Walapun sempoa berkembang di Asia Timur, namun menurut salah satu sumber,
abakus paling tua di dunia ditemukan di Mesopotamia Kepulauan Salamis dan
Hiroglif Fir’aun di Mesir. Saat itu, manusia menciptakannya dari
gumpalan-gumpalan tanah. Gumpalan-gumpalan inilah yang dinamakan abax (bahasa
Yunani) yang kemudian terkenal dengan istilah abacus. Sedangkan dalam
perhitungan orang arab atau dunia islam, sejak abad ke-7, mereka menggunakan
alat hitung butiran dari batu atau biji kurma.
Bentuk
sempoa bermacam-macam, ada sempoa dengan bentuk 2-5 (2 biji sempoa atas dan 5
biji sempoa bawah) sempoa ini dikenal dengan sempoa china, sempoa ini populer
dikalangan pedanga tionghoa karena kecepatannya dalam penggunaan transaksi
penjualan. Ada lagi sempoa yang lebih sedikit bijinya yaitu sempoa 1-4 (1 biji
di atas dan 4 biji di bawah), sempoa ini mulai dipakai dan dimasyarakatkan di
Jepang, sehingga sempoa 1-4 dikenal dengan sempoa jepang atau dikenal dengan
nama Soroban (bahasa Jepang).
Pada
abad ke-20 terjadi penemuan revolusioner seiring dengan penelitian tentang
perkembangan otak manusia, yaitu berhitung dengan menggunakan sempoa yang
tadinya terikat dengan alat sempoa, terenyata bisa dipindahkan dalam bayangan
otak manusia, sehingga proses berhitung lebih cepat lagi dan membantu
perkembangan otak. Pendidikan tersebut dikenal dengan Mental Aritmetika. Dalam
proses belajarnya, sempoa yang digunakan adalah sempoa sistem 1-4, karena lebih
meudah dan memiliki alternatif bentuk dalam proses perhitungan hanya satu saja.

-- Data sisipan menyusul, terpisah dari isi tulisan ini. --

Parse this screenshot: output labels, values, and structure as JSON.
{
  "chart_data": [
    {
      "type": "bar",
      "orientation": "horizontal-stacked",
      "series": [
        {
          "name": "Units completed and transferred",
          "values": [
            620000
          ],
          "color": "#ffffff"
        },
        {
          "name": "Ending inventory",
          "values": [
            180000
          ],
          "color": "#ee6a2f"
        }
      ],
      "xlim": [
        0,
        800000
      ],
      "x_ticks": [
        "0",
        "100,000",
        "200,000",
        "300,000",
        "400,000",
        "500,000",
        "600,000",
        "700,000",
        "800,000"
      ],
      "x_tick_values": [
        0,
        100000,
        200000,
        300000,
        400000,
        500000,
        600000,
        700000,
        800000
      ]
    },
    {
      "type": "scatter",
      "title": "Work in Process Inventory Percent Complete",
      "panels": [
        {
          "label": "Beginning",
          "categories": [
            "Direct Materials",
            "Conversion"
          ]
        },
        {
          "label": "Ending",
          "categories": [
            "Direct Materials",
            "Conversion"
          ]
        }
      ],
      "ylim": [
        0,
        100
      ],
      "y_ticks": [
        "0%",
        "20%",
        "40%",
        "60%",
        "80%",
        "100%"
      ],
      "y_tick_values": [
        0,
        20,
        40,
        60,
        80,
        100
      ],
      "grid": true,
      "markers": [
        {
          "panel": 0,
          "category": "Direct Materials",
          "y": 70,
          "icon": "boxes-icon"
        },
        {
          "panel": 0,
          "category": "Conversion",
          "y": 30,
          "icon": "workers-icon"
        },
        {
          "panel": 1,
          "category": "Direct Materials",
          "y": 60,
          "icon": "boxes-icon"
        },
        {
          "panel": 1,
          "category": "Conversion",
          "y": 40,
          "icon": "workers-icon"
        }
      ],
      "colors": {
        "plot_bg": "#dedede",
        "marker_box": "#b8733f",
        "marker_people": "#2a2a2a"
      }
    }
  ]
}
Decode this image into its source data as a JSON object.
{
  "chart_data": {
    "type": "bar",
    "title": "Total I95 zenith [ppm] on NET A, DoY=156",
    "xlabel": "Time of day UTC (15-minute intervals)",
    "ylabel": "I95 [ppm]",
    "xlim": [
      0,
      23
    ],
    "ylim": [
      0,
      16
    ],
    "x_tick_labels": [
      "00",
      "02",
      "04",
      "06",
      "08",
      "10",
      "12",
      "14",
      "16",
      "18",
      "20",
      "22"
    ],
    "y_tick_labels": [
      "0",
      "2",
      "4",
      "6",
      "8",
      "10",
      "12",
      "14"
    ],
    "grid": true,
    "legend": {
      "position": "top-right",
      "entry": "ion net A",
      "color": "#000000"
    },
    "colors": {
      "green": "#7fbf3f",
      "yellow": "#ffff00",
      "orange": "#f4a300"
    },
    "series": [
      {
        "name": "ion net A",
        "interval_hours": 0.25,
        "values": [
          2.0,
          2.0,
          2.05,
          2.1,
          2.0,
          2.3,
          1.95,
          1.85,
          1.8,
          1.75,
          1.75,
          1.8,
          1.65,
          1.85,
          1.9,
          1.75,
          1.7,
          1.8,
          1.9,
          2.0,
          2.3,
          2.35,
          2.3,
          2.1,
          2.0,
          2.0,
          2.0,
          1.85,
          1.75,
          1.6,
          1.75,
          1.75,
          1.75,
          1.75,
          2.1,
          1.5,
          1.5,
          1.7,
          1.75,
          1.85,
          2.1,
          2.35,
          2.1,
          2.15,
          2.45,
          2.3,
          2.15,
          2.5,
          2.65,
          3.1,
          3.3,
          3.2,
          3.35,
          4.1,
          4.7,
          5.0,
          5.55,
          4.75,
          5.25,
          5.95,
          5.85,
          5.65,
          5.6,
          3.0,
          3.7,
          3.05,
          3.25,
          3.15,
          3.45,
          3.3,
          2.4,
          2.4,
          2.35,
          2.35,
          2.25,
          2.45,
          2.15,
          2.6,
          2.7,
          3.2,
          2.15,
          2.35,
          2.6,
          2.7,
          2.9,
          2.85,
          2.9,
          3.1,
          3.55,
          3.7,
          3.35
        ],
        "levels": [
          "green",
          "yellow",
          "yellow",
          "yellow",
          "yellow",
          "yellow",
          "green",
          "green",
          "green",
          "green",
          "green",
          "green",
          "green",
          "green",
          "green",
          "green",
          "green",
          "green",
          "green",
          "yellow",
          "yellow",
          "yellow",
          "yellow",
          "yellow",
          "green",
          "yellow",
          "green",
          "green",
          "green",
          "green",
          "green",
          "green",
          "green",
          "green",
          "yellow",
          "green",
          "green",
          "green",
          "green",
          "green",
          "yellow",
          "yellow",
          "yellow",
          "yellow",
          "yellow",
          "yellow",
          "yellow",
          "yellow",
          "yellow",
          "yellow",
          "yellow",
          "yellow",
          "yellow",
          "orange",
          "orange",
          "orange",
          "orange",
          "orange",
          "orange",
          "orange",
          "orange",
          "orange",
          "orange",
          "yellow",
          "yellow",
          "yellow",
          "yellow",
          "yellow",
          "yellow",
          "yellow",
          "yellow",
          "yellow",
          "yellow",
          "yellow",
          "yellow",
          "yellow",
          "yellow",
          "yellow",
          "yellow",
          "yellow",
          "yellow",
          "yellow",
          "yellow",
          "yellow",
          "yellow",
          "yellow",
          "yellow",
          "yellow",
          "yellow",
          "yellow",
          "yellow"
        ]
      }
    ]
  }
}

Sehingga memudahkan dalam proses membayangkan (mental). Sedangkan pada bentuk
sempoa 2-5 lebih sulit untuk dimentalkan karena memiliki banyak alternatif
bentuk dalam proses perhitungannya.
Mental Aritmetika adalah
berhitung diluar kepala atau mencongak, diambil dari bahasa Inggris Mental Arithmetic.
Sedangkan arti bahasa mental aritmetika terdiri dari dua kata yaitu mental
dan aritmetika. Aritmetika adalah bagian dari ilmu dasar
matematika (sedangkan matematika terdiri dari Aljabar, geometri, aritmatika,
trigonometri dll). Aritmetika merupakan dasar bagi manusia untuk berhitung dan
berhitung itu merupakan dasar dari beberapa ilmu yang dipakai dalam setiap
kehidupan manusia (orang butapun bisa berhitung). Berhitungnya menggunakan alat
bantu sempoa. Mental adalah memindahkan sempoa pada bayangan otak
sehingga bisa berhitung lebih cepat lagi. Jadi dalam mental aritmetika yang
dipelajari hanya berhitung tambah kurang kali dan bagi, tidak ada aljabar,
geometri atau bagian matematika yang lain.
Mental
Aritmatika ini mulai masuk ke Indonesia sekitar tahun 1996 dengan harga kursus
yang cukup mahal sehingga hanya kalangan tertentu yang bisa mengikuti
pendidikan ini. Kemudian seiring perkembangan zaman dan banyaknya orang yang
menguasai sempoa, biaya kursus semakin murah.
2.
Proses Berhitung dengan
Sempoa Secara Mental
Mental aritmetika dapat
dipelajari serta diaplikasikan kepada semua usia. Tetapi usia ideal untuk
menerapkan sistem belajar mental aritmetika adalah anak-anak berusia 5 sampai
12 Tahun, karena pada usia inilah perkembangan otak manusia mengalami
perkembangan yang sangat pesat. Disamping itu pada usia ini anak sudah mulai
mengenal perhitungan sederhana. Sehingga pada saat belajar berhitung
menggunakan sempoa anak sudah dapat mengaplikasikannya.
Pada tahap awal belajar
berhitung (+), (-), (x), (J dengan metode manipulasi biji-biji sempoa
(tanpa hapalan). Sampai bisa mengerjakan soal dengan jawaban akurat. Metode
berhitung yang dipakai berbeda dengan metode berhitung yang saat ini dipakai.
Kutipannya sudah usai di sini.